Rechtliche Beurteilung
[3] Dagegen richtet sich die aus den Gründen der Z 5 und 9 lit b des § 281 Abs 1 StPO ergriffene Nichtigkeitsbeschwerde des Angeklagten.
[4] Aus deren Anlass überzeugte sich der Oberste Gerichtshof, dass das angefochtene Urteil einen nicht geltend gemachten Subsumtionsfehler (Z 10) zum Nachteil des Angeklagten aufweist, der von Amts wegen wahrzunehmen war (§ 290 Abs 1 zweiter Satz erster Fall StPO):
[5] Ein Schuldspruch wegen gewerbsmäßiger Begehung (§ 70 StGB) bedarf unter anderem Feststellungen zur zeitlichen Komponente der – hier zudem durch die vom Erstgericht verwendete Formulierung („Vorsatz“) hinsichtlich ihrer Intensität nicht hinreichend deutlich zum Ausdruck gebrachten – Absicht des Angeklagten, sich durch die wiederkehrende Begehung der Tat ein nicht bloß geringfügiges fortlaufendes Einkommen zu verschaffen. Die dazu bloß mit Hilfe der verba legalia getroffenen Urteilsannahmen (US 3) weisen keinen im Sinn der Rechtsprechung ausreichenden Sachverhaltsbezug auf (vgl RIS‑Justiz RS0119090) und stellen daher keine taugliche Tatsachengrundlage für die Subsumtion nach § 130 Abs 2 (erster und zweiter Fall iVm Abs 1 erster Fall) StGB dar (RIS‑Justiz RS0107402 [T6 und T9]).
[6] Der aufgezeigte Subsumtionsfehler erfordert – in Übereinstimmung mit der Stellungnahme der Generalprokuratur – die Aufhebung des Schuldspruchs in der Qualifikation nach § 130 Abs 2 StGB, demgemäß auch des Strafausspruchs (einschließlich der Vorhaftanrechnung), bei der nichtöffentlichen Beratung (§§ 285e, 290 StPO).
[7] Mit seiner gegen diesen Teil des Schuldspruchs aus Z 5 ergriffenen Nichtigkeitsbeschwerde und seiner Berufung war der Angeklagte auf diese Entscheidung zu verweisen.

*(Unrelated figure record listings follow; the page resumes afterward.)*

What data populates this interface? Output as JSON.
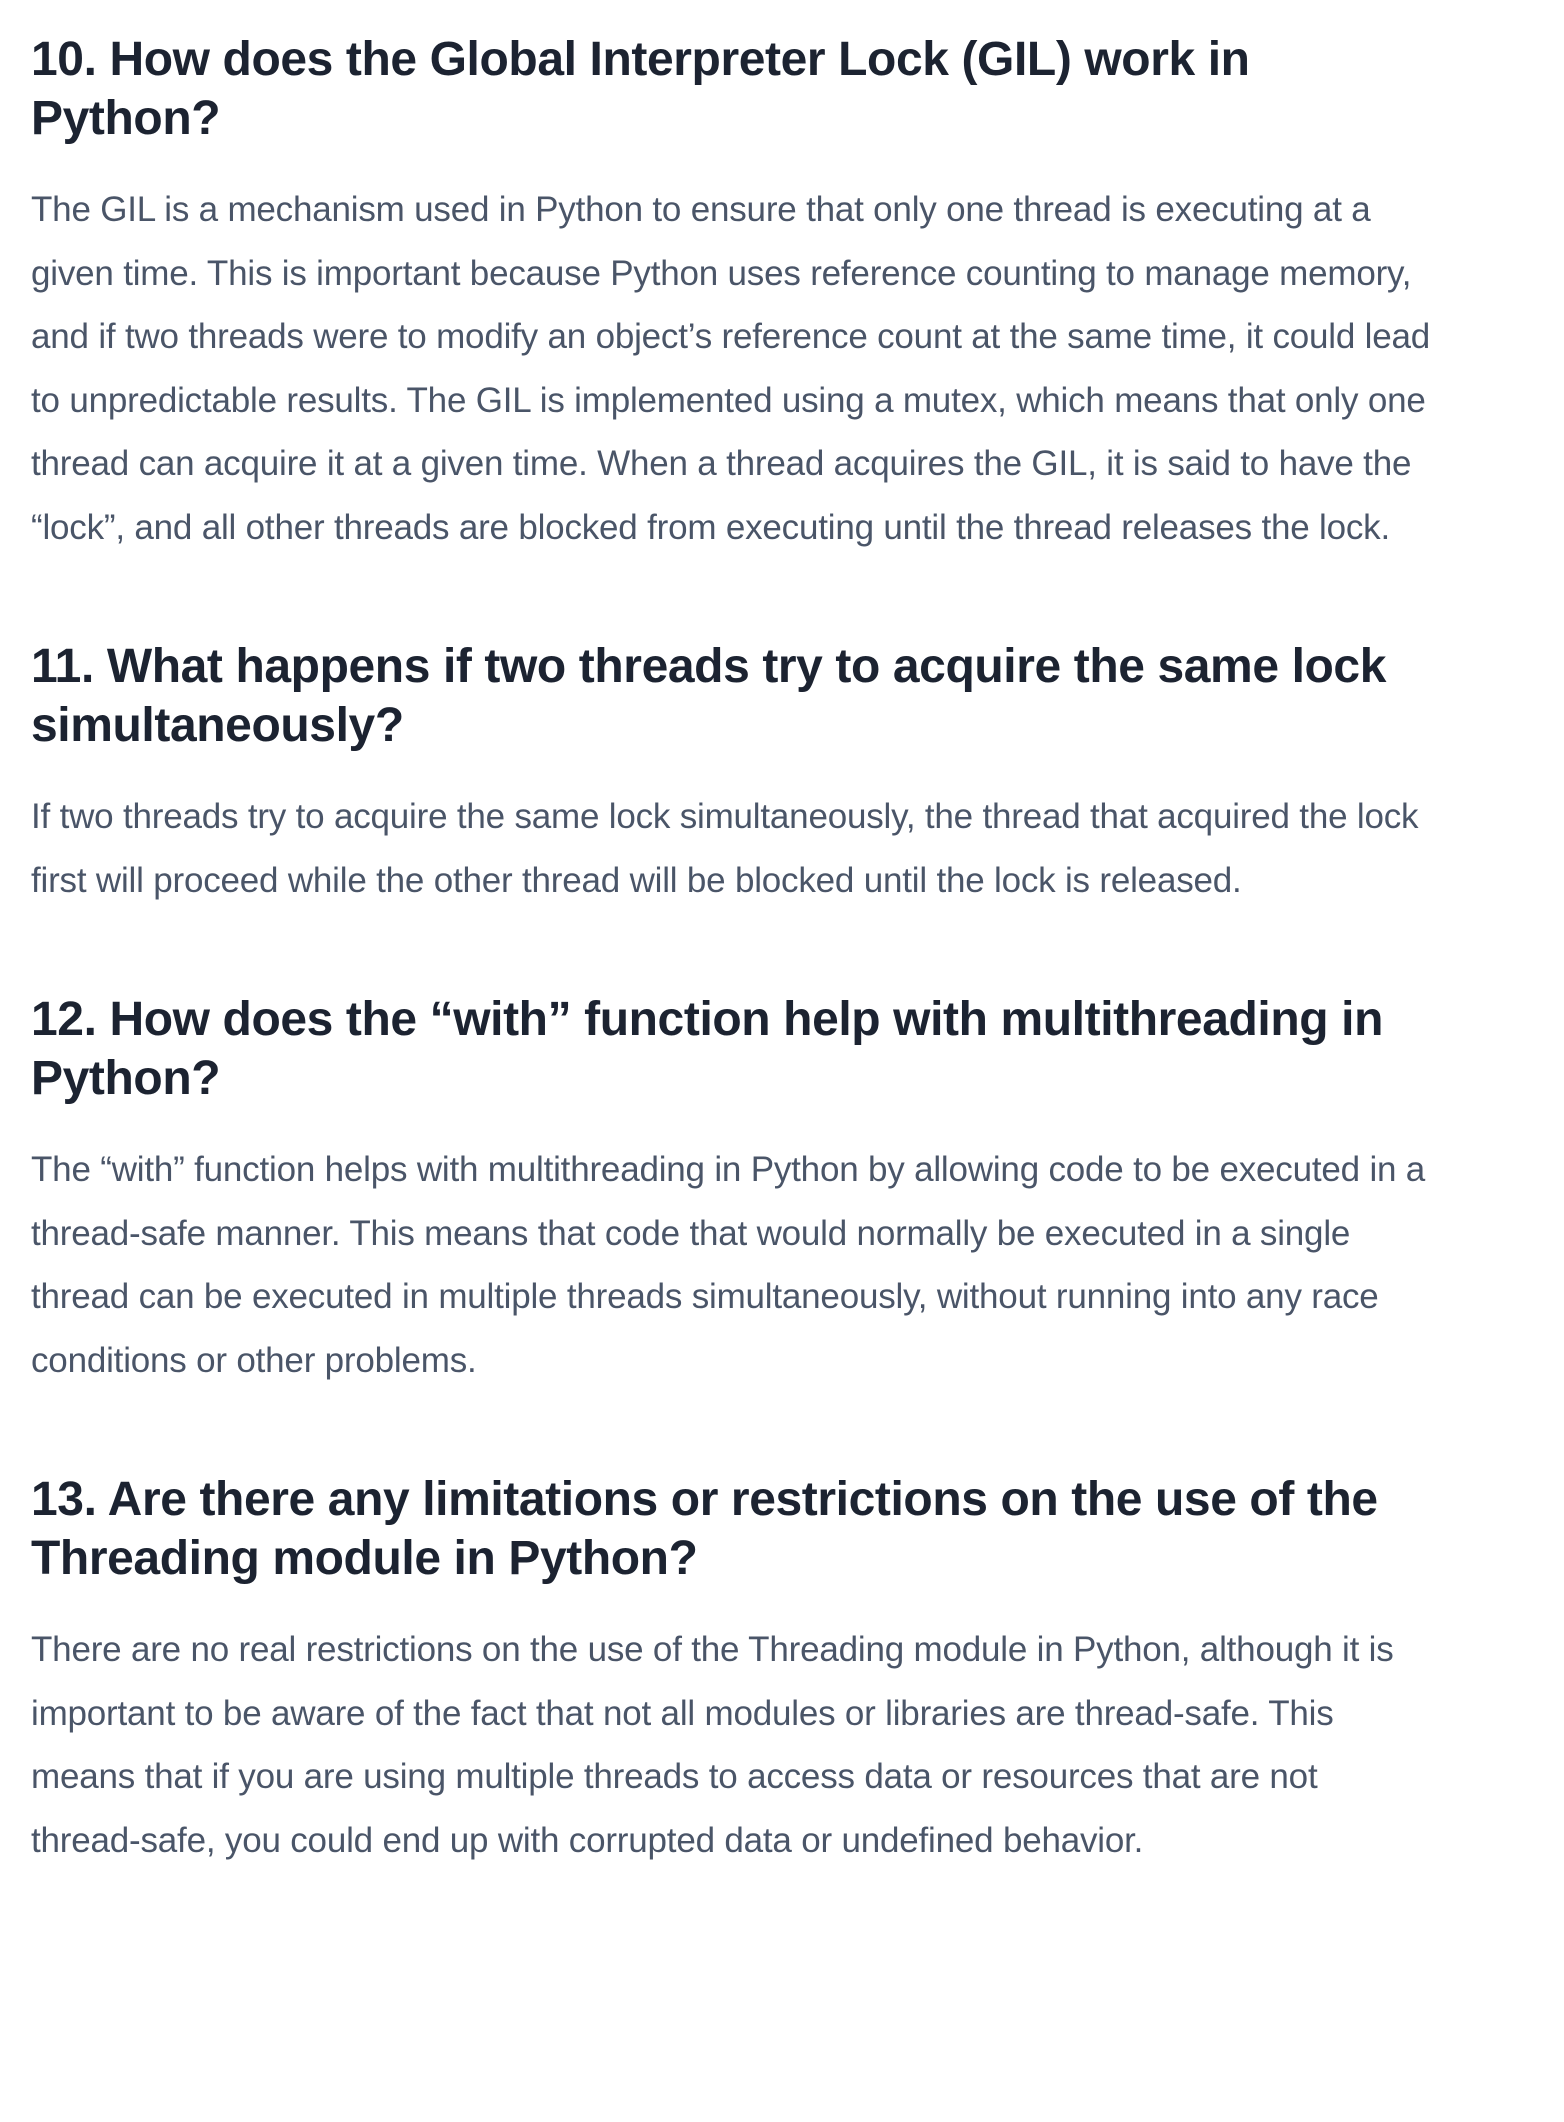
{
  "sections": [
    {
      "heading": "10. How does the Global Interpreter Lock (GIL) work in Python?",
      "body": "The GIL is a mechanism used in Python to ensure that only one thread is executing at a given time. This is important because Python uses reference counting to manage memory, and if two threads were to modify an object’s reference count at the same time, it could lead to unpredictable results. The GIL is implemented using a mutex, which means that only one thread can acquire it at a given time. When a thread acquires the GIL, it is said to have the “lock”, and all other threads are blocked from executing until the thread releases the lock."
    },
    {
      "heading": "11. What happens if two threads try to acquire the same lock simultaneously?",
      "body": "If two threads try to acquire the same lock simultaneously, the thread that acquired the lock first will proceed while the other thread will be blocked until the lock is released."
    },
    {
      "heading": "12. How does the “with” function help with multithreading in Python?",
      "body": "The “with” function helps with multithreading in Python by allowing code to be executed in a thread-safe manner. This means that code that would normally be executed in a single thread can be executed in multiple threads simultaneously, without running into any race conditions or other problems."
    },
    {
      "heading": "13. Are there any limitations or restrictions on the use of the Threading module in Python?",
      "body": "There are no real restrictions on the use of the Threading module in Python, although it is important to be aware of the fact that not all modules or libraries are thread-safe. This means that if you are using multiple threads to access data or resources that are not thread-safe, you could end up with corrupted data or undefined behavior."
    }
  ]
}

[8] Die Rechtsrüge (nominell Z 9 lit b) kritisiert die Annahme der Subsumtion nach § 129 Abs 1 Z 1 StGB unter dem Aspekt der Spezialität (§ 31 EU‑JZG), weil in der Tatbeschreibung des Europäischen Haftbefehls der Einbruch in das Gebäude nicht enthalten gewesen (vgl ON 12 S 3), die Entscheidung des rumänischen Gerichts betreffend die Übergabe auf dieser Grundlage ergangen sei und der Beschwerdeführer auf den Grundsatz der Spezialität nicht verzichtet habe (ON 30a S 6). Die Rüge, welche erkennt, dass sich die Spezialitätsbindung bloß auf Taten, also historische Lebenssachverhalte ohne Rücksicht auf deren Subsumtion, erstreckt (vgl RIS‑Justiz RS0087147; Hinterhofer in WK 2 StGB § 31 EU‑JZG Rz 14), legt nicht dar, weshalb diese geringfügige (tatsächliche und rechtliche) Abweichung in der Tatmodalität (vgl allgemein RIS‑Justiz RS0098487; Lewisch , WK‑StPO § 262 Rz 22 ff [insbes 41 ff]) beim vom Übergabeersuchen ohnehin erfassten Diebstahl eine Verletzung der Spezialitätsbindung darstelle.
[9] Die Nichtigkeitsbeschwerde war daher in diesem Umfang – abermals in Übereinstimmung mit der Stellungnahme der Generalprokuratur – gemäß § 285d Abs 1 StPO bei der nichtöffentlichen Beratung sofort zurückzuweisen.
[10] Die Kostenentscheidung beruht auf § 390a Abs 1 StPO. Die Ersatzpflicht erstreckt sich nicht auf die mit dem amtswegigen Vorgehen verbundenen Kosten (RIS‑Justiz RS0101558).